Lia promised to deliver Rico’s background material quickly, despite knowing that Rico might still resist. But there weren’t any alternatives.
‘I’ve had two civilians like you before,’ Gerrish said. ‘Two civilians who became part of a murder investigation. Who got involved of their own free will.’ A young man years ago and a middle-aged woman, Gerrish said. Different investigations, different people. ‘The thing you all have in common is that you imagine you can choose what you do,’ he continued. ‘That there is information you can tell and information you can keep to yourself. It doesn’t work that way.’
In major crimes, the investigators had to have all the information, immediately and without reservation. If not, someone always suffered.
‘If you get mixed up in an investigation, part of the moral responsibility for solving it lands on you,’ Gerrish said. ‘No court of law would hold you to it, but still it’s there.’
Lia didn’t have a response to that.
‘You’re pulling out of this now,’ Gerrish said. ‘Completely. You send us that information and then leave this behind you.’
Lia stared at Gerrish, indignant. She had just helped the police in their investigation, but now Gerrish was ordering her away.
‘A civilian can’t have a role in a serial killer investigation,’ Gerrish said. ‘There isn’t any safe way to be involved. Don’t even think about it.’
It was typical for a civilian who became part of a police inquiry to fall under a sort of euphoria at first, Gerrish said. Everything was deadly serious, everything was exciting and every detail felt significant. But before long reality would
hit, and when you were dealing with a serial killer, the situation could be life-threatening. Keeping Lia involved any longer than absolutely necessary was irresponsible.
‘Your colleagues seemed to want to include me,’ Lia pointed out. ‘And if you’re downplaying the fact that gay people are being targeted –’
Gerrish silenced her mid-sentence by shaking his head. This wasn’t the time or the place to thrash out these questions, Lia understood.
‘Stay away,’ DCI Gerrish said. ‘I didn’t want to bring you to the incident room, and I don’t want to bring you here again.’
The police could also arrest her if necessary, he added.
‘On what grounds?’ Lia asked, astonished.

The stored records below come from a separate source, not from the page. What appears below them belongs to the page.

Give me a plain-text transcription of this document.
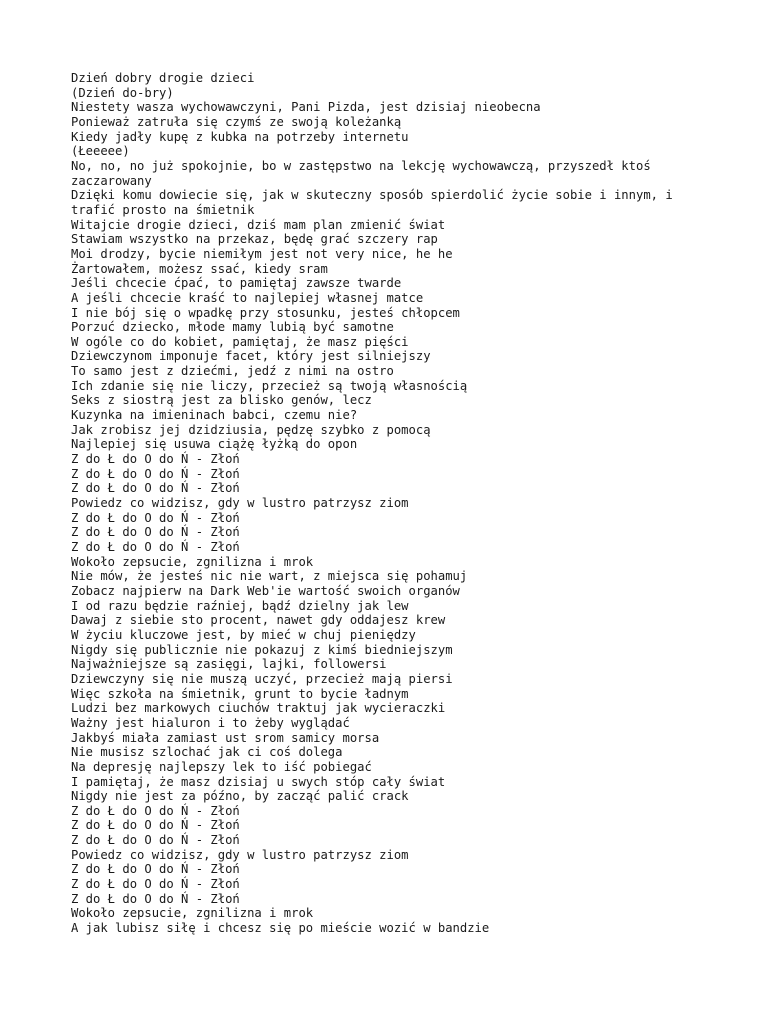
Dzień dobry drogie dzieci
(Dzień do-bry)
Niestety wasza wychowawczyni, Pani Pizda, jest dzisiaj nieobecna
Ponieważ zatruła się czymś ze swoją koleżanką
Kiedy jadły kupę z kubka na potrzeby internetu
(Łeeeee)
No, no, no już spokojnie, bo w zastępstwo na lekcję wychowawczą, przyszedł ktoś zaczarowany
Dzięki komu dowiecie się, jak w skuteczny sposób spierdolić życie sobie i innym, i trafić prosto na śmietnik
Witajcie drogie dzieci, dziś mam plan zmienić świat
Stawiam wszystko na przekaz, będę grać szczery rap
Moi drodzy, bycie niemiłym jest not very nice, he he
Żartowałem, możesz ssać, kiedy sram
Jeśli chcecie ćpać, to pamiętaj zawsze twarde
A jeśli chcecie kraść to najlepiej własnej matce
I nie bój się o wpadkę przy stosunku, jesteś chłopcem
Porzuć dziecko, młode mamy lubią być samotne
W ogóle co do kobiet, pamiętaj, że masz pięści
Dziewczynom imponuje facet, który jest silniejszy
To samo jest z dziećmi, jedź z nimi na ostro
Ich zdanie się nie liczy, przecież są twoją własnością
Seks z siostrą jest za blisko genów, lecz
Kuzynka na imieninach babci, czemu nie?
Jak zrobisz jej dzidziusia, pędzę szybko z pomocą
Najlepiej się usuwa ciążę łyżką do opon
Z do Ł do O do Ń - Złoń
Z do Ł do O do Ń - Złoń
Z do Ł do O do Ń - Złoń
Powiedz co widzisz, gdy w lustro patrzysz ziom
Z do Ł do O do Ń - Złoń
Z do Ł do O do Ń - Złoń
Z do Ł do O do Ń - Złoń
Wokoło zepsucie, zgnilizna i mrok
Nie mów, że jesteś nic nie wart, z miejsca się pohamuj
Zobacz najpierw na Dark Web'ie wartość swoich organów
I od razu będzie raźniej, bądź dzielny jak lew
Dawaj z siebie sto procent, nawet gdy oddajesz krew
W życiu kluczowe jest, by mieć w chuj pieniędzy
Nigdy się publicznie nie pokazuj z kimś biedniejszym
Najważniejsze są zasięgi, lajki, followersi
Dziewczyny się nie muszą uczyć, przecież mają piersi
Więc szkoła na śmietnik, grunt to bycie ładnym
Ludzi bez markowych ciuchów traktuj jak wycieraczki
Ważny jest hialuron i to żeby wyglądać
Jakbyś miała zamiast ust srom samicy morsa
Nie musisz szlochać jak ci coś dolega
Na depresję najlepszy lek to iść pobiegać
I pamiętaj, że masz dzisiaj u swych stóp cały świat
Nigdy nie jest za późno, by zacząć palić crack
Z do Ł do O do Ń - Złoń
Z do Ł do O do Ń - Złoń
Z do Ł do O do Ń - Złoń
Powiedz co widzisz, gdy w lustro patrzysz ziom
Z do Ł do O do Ń - Złoń
Z do Ł do O do Ń - Złoń
Z do Ł do O do Ń - Złoń
Wokoło zepsucie, zgnilizna i mrok
A jak lubisz siłę i chcesz się po mieście wozić w bandzie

‘Suspicion of interfering with official police business. For questioning. I can come up with a pretty long list of reasons for an arrest warrant.’
‘I’m sure you could,’ Lia said. ‘And the moment you do, you lose the information used to make these location calculations.’
Gerrish took her into the corridor, found another officer and asked him to escort Lia back to the lobby.
‘What did those other two civilians do?’ Lia asked Gerrish as she left. ‘Were they any help to you?’
‘They were. A little,’ he said. ‘I’ve kept in touch with them a bit. The woman is doing quite well. The man not so much. He’s in a wheelchair.’
‘What happened to him?’
‘He got too involved.’
Rico didn’t resist when Lia announced that they had to deliver his databases to the police.
‘I’ll just clean them,’ Rico said.
He altered the files he had used so the original sources couldn’t be traced. He stripped the original formatting, making the text and numbers a raw mass of data he could reformat. In order to ensure secrecy he ran the files through a series of conversion programs so nothing exactly like them would exist anywhere.
‘Of course the police will eventually get their hands on my sources, but now they won’t know who collected the data. They’ll still have all the addresses and other details available immediately though,’ Rico said.